Arguments de l’Office Notarial

L’office notarial a contesté toute faute, affirmant qu’il n’était tenu qu’à une obligation de moyens. Il a soutenu que le vendeur avait déclaré ne pas avoir modifié la consistance des biens et que les documents fournis ne révélaient aucune anomalie. L’office a également contesté le lien de causalité entre la prétendue faute et les préjudices subis par l’acheteur.

Décision du Tribunal

Le tribunal a conclu que le notaire avait manqué à son obligation de diligence en ne vérifiant pas la légalité de la réunion des lots. Il a condamné l’office notarial à indemniser l’acheteur pour les frais engagés et a reconnu un préjudice moral, bien que moins que ce qui avait été demandé.
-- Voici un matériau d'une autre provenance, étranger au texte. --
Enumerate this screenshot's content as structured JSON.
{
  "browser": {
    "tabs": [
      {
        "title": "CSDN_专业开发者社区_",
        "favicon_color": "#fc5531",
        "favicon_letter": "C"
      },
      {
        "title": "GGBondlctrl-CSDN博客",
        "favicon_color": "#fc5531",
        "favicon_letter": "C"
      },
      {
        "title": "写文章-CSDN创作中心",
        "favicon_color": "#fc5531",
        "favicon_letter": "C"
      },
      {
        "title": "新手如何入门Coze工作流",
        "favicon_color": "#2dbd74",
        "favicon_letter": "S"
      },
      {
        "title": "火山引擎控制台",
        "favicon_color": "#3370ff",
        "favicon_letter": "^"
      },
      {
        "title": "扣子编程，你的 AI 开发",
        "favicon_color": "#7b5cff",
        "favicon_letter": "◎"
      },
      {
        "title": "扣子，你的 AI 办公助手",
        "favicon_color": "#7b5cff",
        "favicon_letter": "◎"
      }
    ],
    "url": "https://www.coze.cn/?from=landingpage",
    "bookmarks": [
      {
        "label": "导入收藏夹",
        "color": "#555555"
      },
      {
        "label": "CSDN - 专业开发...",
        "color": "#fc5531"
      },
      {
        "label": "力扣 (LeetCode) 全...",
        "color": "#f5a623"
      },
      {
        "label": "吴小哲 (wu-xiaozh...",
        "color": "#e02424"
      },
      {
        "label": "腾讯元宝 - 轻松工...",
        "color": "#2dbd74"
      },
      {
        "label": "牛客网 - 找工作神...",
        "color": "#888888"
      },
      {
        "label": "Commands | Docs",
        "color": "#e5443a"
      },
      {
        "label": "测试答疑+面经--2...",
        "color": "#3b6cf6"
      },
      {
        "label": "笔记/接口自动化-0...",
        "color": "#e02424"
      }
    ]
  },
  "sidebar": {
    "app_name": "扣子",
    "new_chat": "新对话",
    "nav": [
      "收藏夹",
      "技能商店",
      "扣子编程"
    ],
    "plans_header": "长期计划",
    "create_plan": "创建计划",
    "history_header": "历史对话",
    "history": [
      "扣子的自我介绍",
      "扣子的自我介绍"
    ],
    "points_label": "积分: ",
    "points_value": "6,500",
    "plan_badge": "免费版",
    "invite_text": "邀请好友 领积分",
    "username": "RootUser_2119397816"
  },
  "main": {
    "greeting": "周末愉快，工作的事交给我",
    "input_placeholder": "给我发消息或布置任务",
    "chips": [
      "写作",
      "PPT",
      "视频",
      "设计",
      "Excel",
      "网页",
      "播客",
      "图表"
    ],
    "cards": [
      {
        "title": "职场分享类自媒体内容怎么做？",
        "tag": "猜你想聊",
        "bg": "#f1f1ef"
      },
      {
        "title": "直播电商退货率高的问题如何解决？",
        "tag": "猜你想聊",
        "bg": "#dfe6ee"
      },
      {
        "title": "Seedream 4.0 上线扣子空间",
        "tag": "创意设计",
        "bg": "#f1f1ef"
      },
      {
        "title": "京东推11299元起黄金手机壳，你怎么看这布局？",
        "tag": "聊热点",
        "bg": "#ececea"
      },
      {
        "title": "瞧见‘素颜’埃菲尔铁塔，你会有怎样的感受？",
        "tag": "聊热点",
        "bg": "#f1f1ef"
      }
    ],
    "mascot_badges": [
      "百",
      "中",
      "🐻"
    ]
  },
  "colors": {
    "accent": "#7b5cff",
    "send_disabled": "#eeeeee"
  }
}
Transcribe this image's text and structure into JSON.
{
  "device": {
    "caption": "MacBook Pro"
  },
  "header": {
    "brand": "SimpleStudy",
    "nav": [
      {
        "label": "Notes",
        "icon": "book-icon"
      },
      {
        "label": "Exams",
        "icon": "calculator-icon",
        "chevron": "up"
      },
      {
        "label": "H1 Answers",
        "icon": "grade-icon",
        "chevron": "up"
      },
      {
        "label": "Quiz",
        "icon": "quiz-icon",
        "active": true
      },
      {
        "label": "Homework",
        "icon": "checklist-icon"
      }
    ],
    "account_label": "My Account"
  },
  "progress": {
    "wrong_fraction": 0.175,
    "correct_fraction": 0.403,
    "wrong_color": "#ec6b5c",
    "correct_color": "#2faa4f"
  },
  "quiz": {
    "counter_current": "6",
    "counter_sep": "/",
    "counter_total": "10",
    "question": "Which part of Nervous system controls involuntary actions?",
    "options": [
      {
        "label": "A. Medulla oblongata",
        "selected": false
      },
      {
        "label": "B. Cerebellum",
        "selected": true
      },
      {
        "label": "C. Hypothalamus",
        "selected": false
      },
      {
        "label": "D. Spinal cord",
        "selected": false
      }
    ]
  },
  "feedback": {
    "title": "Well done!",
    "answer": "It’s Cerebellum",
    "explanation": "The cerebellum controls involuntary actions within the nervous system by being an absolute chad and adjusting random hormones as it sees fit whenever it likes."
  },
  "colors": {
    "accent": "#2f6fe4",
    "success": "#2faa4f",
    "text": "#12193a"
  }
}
Les frais de justice ont également été mis à la charge de l’office notarial.

Conclusion

Le tribunal a ordonné le paiement de sommes spécifiques à l’acheteur, ainsi que le remboursement des frais de justice, tout en maintenant l’exécution provisoire du jugement.

Q/R juridiques soulevées :

Sur la responsabilité de l’office notarial

En vertu de l’article 1240 du code civil, « tout fait quelconque de l’homme qui cause à autrui un dommage oblige celui par la faute duquel il est arrivé à le réparer ».

Dans le cadre de la rédaction d’un acte authentique, le notaire est soumis à un double devoir : celui de conseil et celui d’efficacité. Cela implique qu’il doit éclairer les parties sur les conséquences de leurs actes et s’assurer de la validité de ceux-ci.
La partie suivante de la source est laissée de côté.